Announcement

Collapse
No announcement yet.
X
  • Filter
  • Time
  • Show
Clear All
new posts

  • Instrumental variables regression with proportional (rate) dependent variable

    I am looking for theoretical and practical advice on how to model a particular type of IV regression. The classical case of 2SLS is estimation where y is continuous. 2SLS is inefficient when y is binary or a count variable. Recent applied work has highlighted the value of two stage residual inclusion when y (or x) is binary. In the design of interest, the dependent variable is continuous but bounded from 0 to 1 (it is a proportion). My understanding is that the most appropriate model for rate variables is a GLM with a link function like logit (I've used this approach in a previous, unrelated project). I have not seen documentation of a 2SGLM, however.

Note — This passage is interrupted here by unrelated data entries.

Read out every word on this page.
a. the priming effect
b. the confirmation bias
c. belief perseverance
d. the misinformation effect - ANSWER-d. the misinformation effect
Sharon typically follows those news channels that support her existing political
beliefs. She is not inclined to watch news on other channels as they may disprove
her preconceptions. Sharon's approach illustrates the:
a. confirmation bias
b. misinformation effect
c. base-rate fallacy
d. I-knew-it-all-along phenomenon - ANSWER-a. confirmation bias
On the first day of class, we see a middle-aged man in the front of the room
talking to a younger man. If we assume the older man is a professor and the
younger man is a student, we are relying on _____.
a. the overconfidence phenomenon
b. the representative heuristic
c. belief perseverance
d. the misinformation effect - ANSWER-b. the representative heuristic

    Does anyone have advice on how to implement an IV design with a rate outcome variable and continuous X and Z variables?


  • #2
    If your dependent variable was a 0/1 dichotomy, would ivprobit do what you want? If so, Wooldridge has noted that ivprobit could be easily modified to work with fractional response variables (see especially slide 17):

    http://www.stata.com/meeting/chicago...wooldridge.pdf

    Some of the things that Wooldridge was calling for in that presentation were implemented in Stata 14 with the -fracreg- command. But, as far as I know fractional ivprobit does not have an official Stata command. If you are interested, I do have a fracivp command where I hacked ivprobit to work with fractional variables -- but it is use at your own risk.
    -------------------------------------------
    Richard Williams, Notre Dame Dept of Sociology
    Stata Version: 17.0 MP (2 processor)

    EMAIL: [email protected]
    WWW: https://www3.nd.edu/~rwilliam

    Comment


    • #3
      Thanks Richard. This sounds very promising. The description in the slides you posted seems to indicate something along the lines of a residual inclusion model for the second stage. Would you mind sharing your code? I'd really appreciate it.

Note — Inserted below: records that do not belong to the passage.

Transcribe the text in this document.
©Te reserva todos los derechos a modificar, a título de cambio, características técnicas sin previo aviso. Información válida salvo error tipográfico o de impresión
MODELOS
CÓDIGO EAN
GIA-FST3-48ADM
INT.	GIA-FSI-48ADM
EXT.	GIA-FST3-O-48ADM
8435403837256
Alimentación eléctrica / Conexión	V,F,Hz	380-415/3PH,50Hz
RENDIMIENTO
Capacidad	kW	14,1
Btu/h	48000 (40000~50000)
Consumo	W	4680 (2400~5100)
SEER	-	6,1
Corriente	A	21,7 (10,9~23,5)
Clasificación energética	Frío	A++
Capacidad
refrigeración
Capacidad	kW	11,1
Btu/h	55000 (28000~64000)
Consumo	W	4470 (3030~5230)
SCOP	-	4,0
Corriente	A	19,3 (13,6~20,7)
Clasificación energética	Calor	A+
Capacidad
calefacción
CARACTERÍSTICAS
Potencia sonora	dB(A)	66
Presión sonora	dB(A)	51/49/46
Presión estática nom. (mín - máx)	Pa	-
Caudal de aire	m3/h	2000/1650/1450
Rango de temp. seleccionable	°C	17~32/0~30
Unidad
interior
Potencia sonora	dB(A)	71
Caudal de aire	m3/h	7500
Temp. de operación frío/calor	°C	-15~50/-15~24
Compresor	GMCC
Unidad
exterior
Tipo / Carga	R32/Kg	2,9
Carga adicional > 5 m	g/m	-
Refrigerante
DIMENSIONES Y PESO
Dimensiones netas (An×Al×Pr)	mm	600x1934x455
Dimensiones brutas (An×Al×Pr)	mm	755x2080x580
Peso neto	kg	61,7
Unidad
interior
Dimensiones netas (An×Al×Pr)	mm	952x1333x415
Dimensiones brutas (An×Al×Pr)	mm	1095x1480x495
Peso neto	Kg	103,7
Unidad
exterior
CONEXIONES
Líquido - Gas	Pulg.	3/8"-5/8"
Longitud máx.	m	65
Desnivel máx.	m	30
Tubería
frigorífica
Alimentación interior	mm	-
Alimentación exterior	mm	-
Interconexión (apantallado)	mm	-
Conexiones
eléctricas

      To complicate the model slightly, my design includes two endogenous regressors as well as unit and time fixed effects.
      Last edited by Austin L Wright; 25 Jun 2015, 14:14.

      Comment


      • #4
        Dear Richard,

        Other than using the residuals from a first stage as an instrument, is there any other adjustment that IVProbit command would need? Do you know of any papers that discuss the econometrics/justification of using a probit model for a fractional dependent variable with these residuals?

        thank you!
        D

        Comment


        • #5
          I discuss this method in Section 18.6 of my 2010 MIT Press book "Econometric Analysis of Cross Section and Panel Data." It is also a special case of Papke and Wooldridge (2008, Journal of Econometrics). A two-step method is very easy provided your endogenous explanatory variable is (roughly) continuous. You can use glm or fracprob.

          Code:
          reg w x1 ... xk z1 ... zm
          predict vhat, resid
          glm y w vhat x1 ... xk, fam(bin) link(probit) vce(robust)
          The standard errors from the glm are not correct if you decide to leave vhat in the equation. You should bootstrap the two estimation steps to get proper standard errors. As Richard pointed out several years ago, you can use ivprobit in a single step if you override the check that y is binary. It's the same problem then. I show that this is consistent in my 2014 Journal of Econometrics paper on quasi-MLE with endogenous explanatory variables.

          Comment


          • #6
            Thank you very much. One thing that I am not super clear about is how to include a second endogenous variable in the control function. If x and x^2 are endogenous, I want to have two instruments for my two endogenous varialbes: vhat and vhat^2. But including these in the glm equation together would be problematic because they are correlated?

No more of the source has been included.